Source: ABC News failed to contact Epstein accuser about alleged uncorroborated 'key facts' in story

An ABC News executive claimed that the network decided not to air an interview with a woman who accused convicted child predator Jeffrey Epstein of raping her because there were major holes in her story.

The thwarted interview became public last week when Project Veritas released video of ABC News reporter Amy Robach complaining about her interview with Virginia Roberts Giuffre being spiked on a hot mic in August of this year. She can be heard venting frustration that her story was never given the green light following Epstein’s arrest and subsequent death.

Giuffre accused Epstein of sexual assault, trafficking, and several other felony offenses that took place in the early 2000s. He was awaiting trial in Manhattan when he was found dead in his jail cell at age 66. The New York medical examiner ruled Epstein’s death a suicide, though several people, including his brother and Robach herself, have speculated that he was murdered. Giuffre has alleged that she was Epstein’s sex slave, and claimed that he forced her to have sex with “the elite of the world,” she said in an interview with 60 Minutes. She also alleged she had been raped by Prince Andrew three times, which the royal has vehemently denied.

The network executive told the Washington Examiner on Saturday that Robach’s report on Epstein, which the reporter claimed “had it all,” was not broadcast because “Robach and the investigative team was unable to verify key facts” of Giuffre’s story.

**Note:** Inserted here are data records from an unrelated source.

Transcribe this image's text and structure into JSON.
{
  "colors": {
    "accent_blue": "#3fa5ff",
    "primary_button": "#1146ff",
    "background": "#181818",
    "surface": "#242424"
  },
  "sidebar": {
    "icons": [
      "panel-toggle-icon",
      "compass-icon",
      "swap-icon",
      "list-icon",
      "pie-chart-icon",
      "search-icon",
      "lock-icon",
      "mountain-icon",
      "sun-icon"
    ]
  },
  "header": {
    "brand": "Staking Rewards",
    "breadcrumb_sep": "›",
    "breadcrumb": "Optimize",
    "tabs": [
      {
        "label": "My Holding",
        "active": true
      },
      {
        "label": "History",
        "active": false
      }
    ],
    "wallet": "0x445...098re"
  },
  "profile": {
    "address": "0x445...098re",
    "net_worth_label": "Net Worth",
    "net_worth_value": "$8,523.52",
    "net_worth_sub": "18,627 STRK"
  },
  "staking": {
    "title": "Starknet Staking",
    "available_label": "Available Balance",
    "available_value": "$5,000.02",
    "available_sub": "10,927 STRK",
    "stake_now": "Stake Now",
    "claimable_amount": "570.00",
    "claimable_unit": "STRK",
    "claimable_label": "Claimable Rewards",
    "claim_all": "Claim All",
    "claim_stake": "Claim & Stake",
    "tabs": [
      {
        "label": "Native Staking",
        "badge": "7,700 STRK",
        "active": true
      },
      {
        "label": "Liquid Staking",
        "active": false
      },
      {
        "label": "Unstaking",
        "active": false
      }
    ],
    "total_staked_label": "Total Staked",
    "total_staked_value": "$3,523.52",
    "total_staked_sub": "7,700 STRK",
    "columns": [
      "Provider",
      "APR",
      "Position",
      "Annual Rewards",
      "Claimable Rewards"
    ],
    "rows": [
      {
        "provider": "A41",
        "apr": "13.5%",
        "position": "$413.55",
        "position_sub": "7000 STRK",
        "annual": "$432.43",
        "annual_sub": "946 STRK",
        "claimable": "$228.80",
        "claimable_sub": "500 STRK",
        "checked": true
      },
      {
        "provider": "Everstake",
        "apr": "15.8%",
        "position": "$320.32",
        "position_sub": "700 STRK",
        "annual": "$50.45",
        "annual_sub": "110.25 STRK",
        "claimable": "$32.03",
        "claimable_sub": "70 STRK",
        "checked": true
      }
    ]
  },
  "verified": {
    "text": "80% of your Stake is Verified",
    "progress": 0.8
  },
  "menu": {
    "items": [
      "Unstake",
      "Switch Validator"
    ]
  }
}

While the employee would not elaborate on the apparent holes in the story, a different person familiar with the interview between Robach and Giuffre said that the network never reached out to help them corroborate the parts of her story that they could not verify on their own.

The source also explained that neither Giuffre or her attorney Stan Pottinger, who called Robach’s hot mic moment “spot on,” have ever been contacted in order to corroborate her claims, despite ABC News’s original statement on the video saying that they “have never stopped investigating the story.”

ABC News declined to comment on whether they contacted Giuffre or Pottinger to help corroborate aspects of her story.

In the recorded video, Robach asserted that her interview with Giuffre overlapped with network coverage of the marriage of Prince William and Kate Middleton, and suggested that her reporting could have had an effect on the network’s choice to stop the incriminating footage from airing. “I’ve had the story for three years. I’ve had this interview with Virginia Roberts [Giuffre]. We would not put it on the air,” Robach said in the video. “First of all, I was told, ‘Who is Jeffrey Epstein? No one knows who that is. This is a stupid story.’ Then, the Palace found out that we had her whole allegations about Prince Andrew and threatened us a million different ways. We were so afraid we wouldn’t be able to interview Kate and Will that we, that also quashed the story.”

The source alleged that Buckingham Palace was the driving factor behind ABC News not running the story.